И, как всегда, они поют протяжные, выворачивающие душу песни, когда же Марья Ивановна затягивает (после длинной рюмки) густым мужским басом «По долинам и по взгорьям», мы с Улей переглядываемся и тихо выходим.
— Ты слышал, о чем мы говорили? С мамой?
Молча киваю.
— Что ж… На все воля Божья, Серж. Теперь ты стал взрослым и имеешь право знать. Погуляем?
Мы выходим на заснеженную улицу. Пусть она будет сегодня, специально для нас, Большой Конюшенной, но не Желябова. Я знаю, что сделал Желябов. Прикинулся столяром, поступил в Зимний, оборудовал мастерскую под столовой царя Александра II и наполнил ее динамитом. И взорвал. Но царю повезло…
И мы идем сквозь метель и снежные хлопья, они ложатся на лицо холодным покровом, словно напоминая о случившемся. Холод смерти…
Мерцают фонари, мы выходим к Мойке, где-то там, далеко-далеко, стоит дворец князя Юсупова, там погиб последний защитник государя, Распутин. И, словно угадывая мои мысли, Ульяна говорит: «Помнишь, я когда-то рассказывала тебе об этом человеке? Если бы он остался жив — сегодня царствовал бы Алексей Николаевич и был бы, наверное, жив твой отец…»
Она говорит, что Распутина убил племянник государя, и еще три вполне уважаемых человека. Они хотели помочь царю, избавить его от напасти, а на самом деле свели в могилу…
— Ты помнишь, как в тридцать четвертом убили этого негодяя в Смольном?

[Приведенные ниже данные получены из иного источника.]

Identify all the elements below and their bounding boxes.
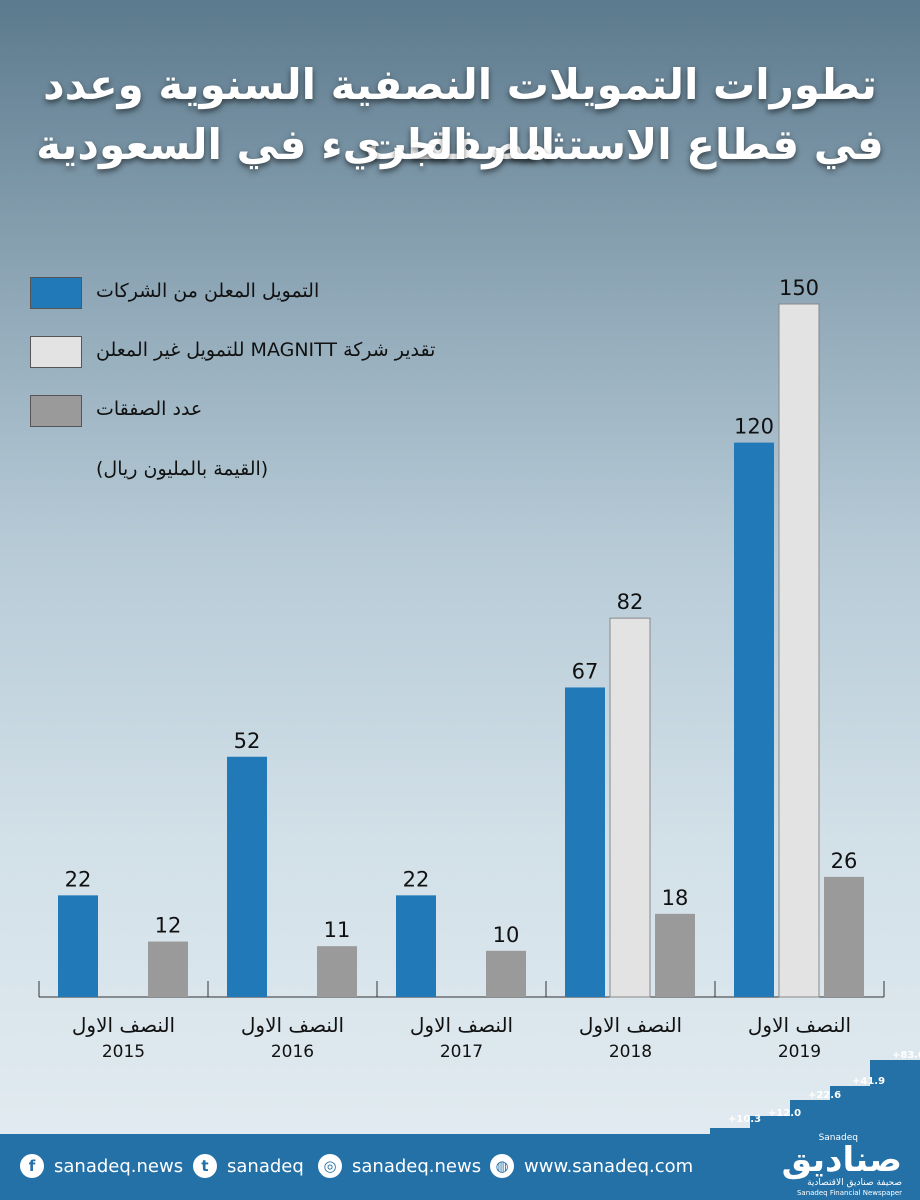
bar-series-1 (58, 895, 98, 997)
facebook-link[interactable]: f sanadeq.news (20, 1148, 183, 1184)
bar-value-label: 22 (403, 867, 430, 891)
category-half-label: النصف الاول (747, 1013, 852, 1037)
website-url: www.sanadeq.com (524, 1155, 694, 1177)
category-year-label: 2017 (439, 1042, 484, 1062)
bar-value-label: 26 (831, 849, 858, 873)
legend-label-deals: عدد الصفقات (96, 398, 203, 420)
bar-series-2 (609, 617, 651, 998)
category-half-label: النصف الاول (240, 1013, 345, 1037)
bar-series-1 (734, 442, 774, 998)
instagram-handle: sanadeq.news (352, 1155, 482, 1177)
bar-series-2 (778, 303, 820, 998)
category-year-label: 2019 (777, 1042, 822, 1062)
facebook-icon: f (20, 1154, 44, 1178)
bar-series-1 (396, 895, 436, 997)
bar-series-1 (565, 687, 605, 997)
step-label-4: +41.9 (852, 1076, 886, 1087)
bar-value-label: 12 (155, 914, 182, 938)
step-label-1: +10.3 (728, 1114, 762, 1125)
category-half-label: النصف الاول (409, 1013, 514, 1037)
category-year-label: 2015 (101, 1042, 146, 1062)
bar-value-label: 22 (65, 867, 92, 891)
bar-series-3 (655, 913, 695, 997)
logo-subtitle-en: Sanadeq Financial Newspaper (796, 1189, 902, 1197)
step-label-3: +22.6 (808, 1090, 842, 1101)
bar-value-label: 150 (779, 276, 819, 300)
bar-chart: 22 12 52 11 22 10 67 82 18 120 150 26 (38, 276, 885, 998)
bar-value-label: 18 (662, 886, 689, 910)
bar-series-3 (148, 941, 188, 997)
twitter-handle: sanadeq (227, 1155, 304, 1177)
bar-value-label: 82 (617, 590, 644, 614)
bar-value-label: 10 (493, 923, 520, 947)
bar-value-label: 11 (324, 918, 351, 942)
twitter-icon: t (193, 1154, 217, 1178)
footer-bar (0, 1134, 920, 1200)
unit-note: (القيمة بالمليون ريال) (96, 458, 269, 480)
chart-title-line1: تطورات التمويلات النصفية السنوية وعدد ال… (43, 60, 877, 169)
category-half-label: النصف الاول (71, 1013, 176, 1037)
globe-icon: ◍ (490, 1154, 514, 1178)
logo-latin: Sanadeq (818, 1133, 858, 1143)
legend-label-estimated: تقدير شركة MAGNITT للتمويل غير المعلن (96, 339, 436, 361)
twitter-link[interactable]: t sanadeq (193, 1148, 304, 1184)
bar-value-label: 67 (572, 659, 599, 683)
bar-series-3 (486, 950, 526, 997)
chart-title-line2: في قطاع الاستثمار الجريء في السعودية (36, 120, 884, 169)
category-half-label: النصف الاول (578, 1013, 683, 1037)
step-label-5: +83.0 (892, 1050, 920, 1061)
category-year-label: 2018 (608, 1042, 653, 1062)
logo-subtitle-ar: صحيفة صناديق الاقتصادية (807, 1178, 902, 1188)
bar-series-1 (227, 756, 267, 997)
legend-label-disclosed: التمويل المعلن من الشركات (96, 280, 320, 302)
website-link[interactable]: ◍ www.sanadeq.com (490, 1148, 693, 1184)
step-label-2: +12.0 (768, 1108, 802, 1119)
legend-swatch-estimated (30, 336, 82, 368)
category-year-label: 2016 (270, 1042, 315, 1062)
facebook-handle: sanadeq.news (54, 1155, 184, 1177)
instagram-link[interactable]: ◎ sanadeq.news (318, 1148, 481, 1184)
legend-swatch-deals (30, 395, 82, 427)
logo: صناديق (781, 1140, 902, 1180)
bar-value-label: 120 (734, 415, 774, 439)
legend-swatch-disclosed (30, 277, 82, 309)
bar-series-3 (317, 946, 357, 997)
growth-steps-graphic (710, 1060, 920, 1134)
instagram-icon: ◎ (318, 1154, 342, 1178)
bar-value-label: 52 (234, 729, 261, 753)
bar-series-3 (824, 876, 864, 997)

Уля имеет в виду трагическую смерть Сергея Кирова. Впрочем, сейчас она мне уже не кажется такой трагической…
— История — живой, мыслящий организм. Когда тупицы пытаются ей помочь или — тем более — поправить, — она кроваво огрызается, мальчик, и гибнет много-много людей…
В прошлое возвращаться тяжело. Не потому, что становишься старше и понимаешь все отчетливее, все тяжелее: не так жил, не так поступил, не так думал… А потому, что занавес задернулся и скрыл безвозвратно любимых и близких, друзей, и могильные холмики все множатся и множатся, не оставляя ни малейшей надежды под старым, изношенным, словно ситцевое одеяло, небом.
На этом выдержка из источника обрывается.